Oskar packed his meager belongings and switched the olive drab long sleeve with the tan one he’d been wearing as the top layer when he’d been first transported here. Big Blue watched him with disdain from across the small camp. The female Croc sat nearby, drinking water that was probably from his waterskin as she watched him with apparent indifference. Pale was nowhere in sight.

She held his gaze for a moment, and then casually tossed the waterskin she’d been drinking onto the sand beside her. Water... not much, but still... poured into the sand from the waterskin, wasted. She watched him for a reaction, knowing they were about to set out into the dangerous sands to get more of what she was casually throwing away. He wanted to be angry, but he was certain that was exactly what she wanted, so it had the opposite effect.

She's playing a game, but she's apparently never been to Marine Corp boot camp. I can play along, but I've got to be careful with her. She's spooky.

Oskar heard clomping footsteps behind him and was thankful for the excuse to break eye contact with the unsettling female Croc. She'd dropped the indifference, and was now looking at him like a hungry wolf watching cattle. He could still feel her gaze on him as he turned to the blue snout that was just moving into his view. Blue stopped inches from the side of his face and looked down at him, grinning wickedly.

“Valla insati… ins, …uh, bigly hungry. All the time. You not the first useless one she eat. She consume so much, she not allowed home for a time. Yum! Yum! Yum! How bout you go hunt water before she drink you, too. Seems we getting low.” He laughed at himself, but his eyes were deadly serious. Thick spittle hit Oskar’s face, but he knew better than to flinch.

He turned and walked away. Choking down one’s pride was easier when you had a seven-foot-tall blue scaled Croc inches from your face, and another that felt even more dangerous staring at you like she was about to feast on your soul.

Big Blue called to him across the camp, “Useless pink.

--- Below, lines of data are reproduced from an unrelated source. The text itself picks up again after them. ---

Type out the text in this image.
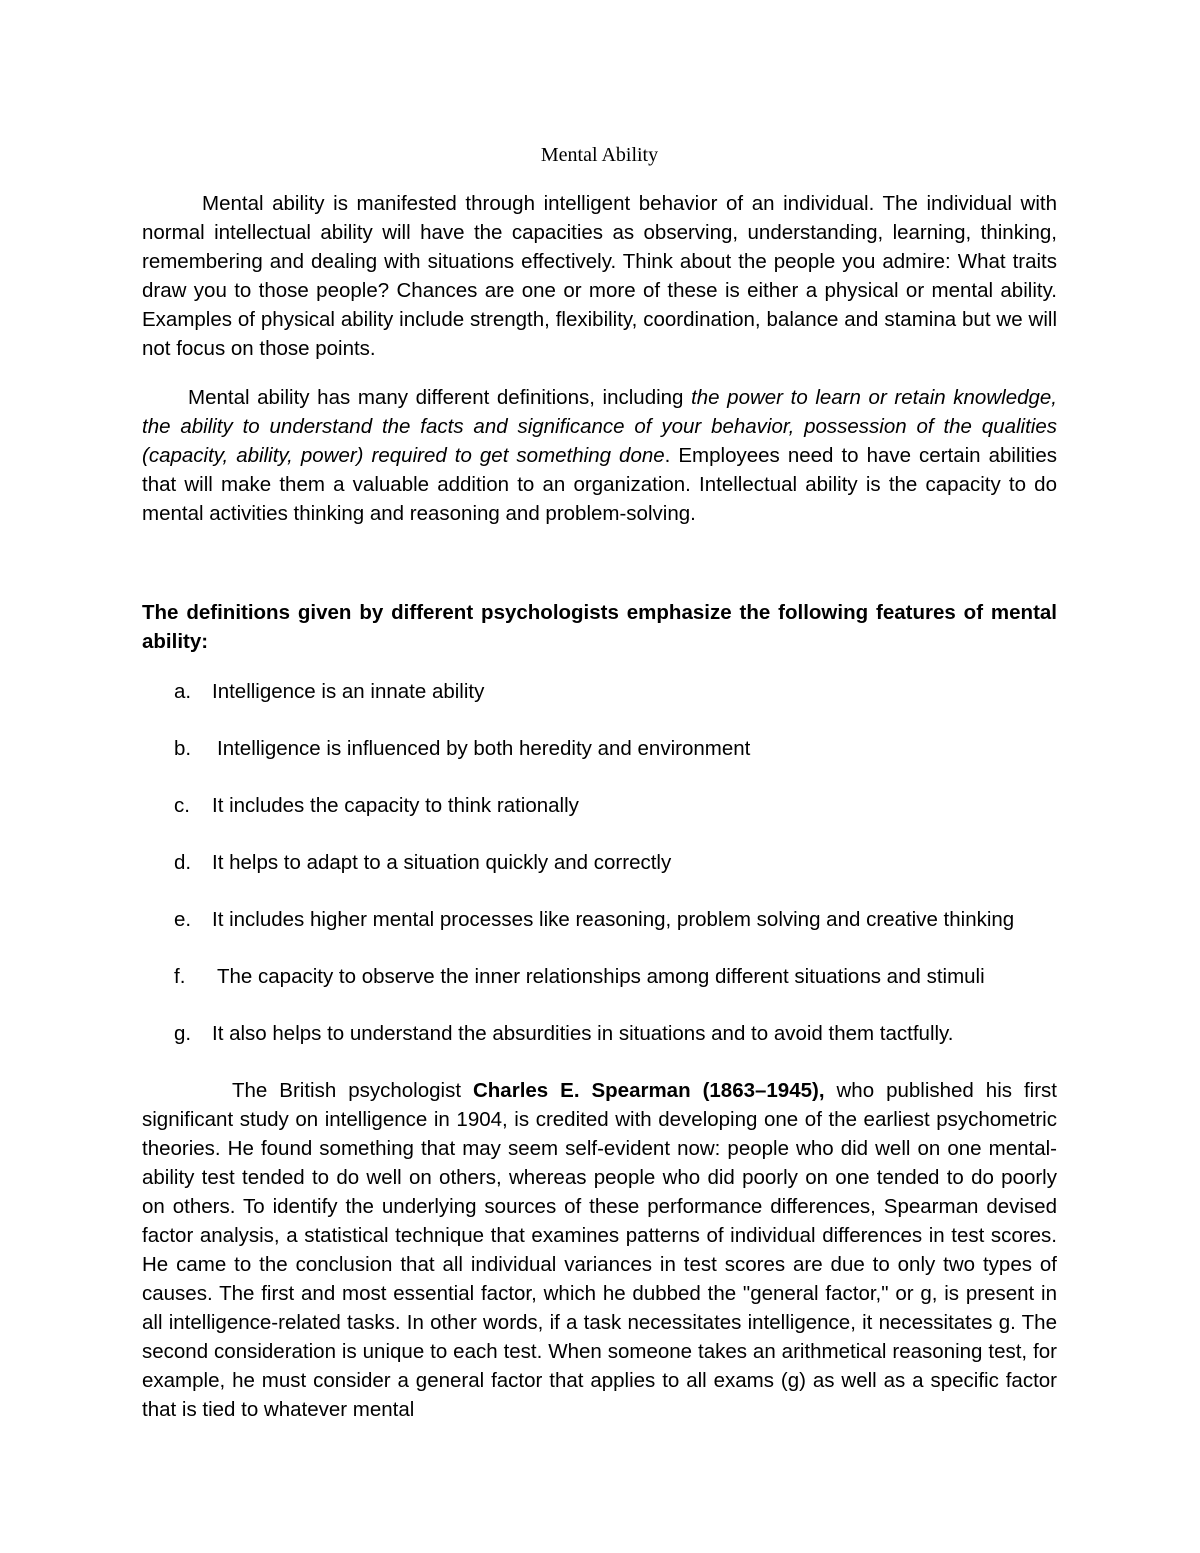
Mental Ability

Mental ability is manifested through intelligent behavior of an individual. The individual with normal intellectual ability will have the capacities as observing, understanding, learning, thinking, remembering and dealing with situations effectively. Think about the people you admire: What traits draw you to those people? Chances are one or more of these is either a physical or mental ability. Examples of physical ability include strength, flexibility, coordination, balance and stamina but we will not focus on those points.

Mental ability has many different definitions, including the power to learn or retain knowledge, the ability to understand the facts and significance of your behavior, possession of the qualities (capacity, ability, power) required to get something done. Employees need to have certain abilities that will make them a valuable addition to an organization. Intellectual ability is the capacity to do mental activities thinking and reasoning and problem-solving.

The definitions given by different psychologists emphasize the following features of mental ability:

a.	Intelligence is an innate ability
b.	Intelligence is influenced by both heredity and environment
c.	It includes the capacity to think rationally
d.	It helps to adapt to a situation quickly and correctly
e.	It includes higher mental processes like reasoning, problem solving and creative thinking
f.	The capacity to observe the inner relationships among different situations and stimuli
g.	It also helps to understand the absurdities in situations and to avoid them tactfully.

The British psychologist Charles E. Spearman (1863–1945), who published his first significant study on intelligence in 1904, is credited with developing one of the earliest psychometric theories. He found something that may seem self-evident now: people who did well on one mental-ability test tended to do well on others, whereas people who did poorly on one tended to do poorly on others. To identify the underlying sources of these performance differences, Spearman devised factor analysis, a statistical technique that examines patterns of individual differences in test scores. He came to the conclusion that all individual variances in test scores are due to only two types of causes. The first and most essential factor, which he dubbed the "general factor," or g, is present in all intelligence-related tasks. In other words, if a task necessitates intelligence, it necessitates g. The second consideration is unique to each test. When someone takes an arithmetical reasoning test, for example, he must consider a general factor that applies to all exams (g) as well as a specific factor that is tied to whatever mental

Bring back bunches or don’t bother come back, or maybe we eat your other leg. Maybe we eat a Kobold, too. Maybe we eat you all.”

Oskar ignored the threats, though something the Croc said gave him pause.

Did he just say Kobold? I thought Kobolds were supposed to be all hunched over and rat-like. These guys looked more like the Kobolds described in a book he’d read once where a rich guy had bought a whole magical kingdom for a few million bucks.

Lucky me, I got a whole planet… and it only cost me a night in a creepy motel.

He looked over at the two “Kobolds.” Apparently used to both the Gambit and the mistreatment, they stood waiting near the mouth of a valley between the dunes, at the edge of the camp clearing.

In the daylight, he wasn’t sure what side he’d entered the camp in the night before, but his best guess was they were leaving from the opposite side. It was harder to tell with only two tents up. The female Kobold's green eyes watched him as Oskar walked toward them. She said something to the other Kobold, and they turned and began walking slowly to give him time to catch up, apparently just as impatient as he was to get away from these unpredictable Crocs and their threats.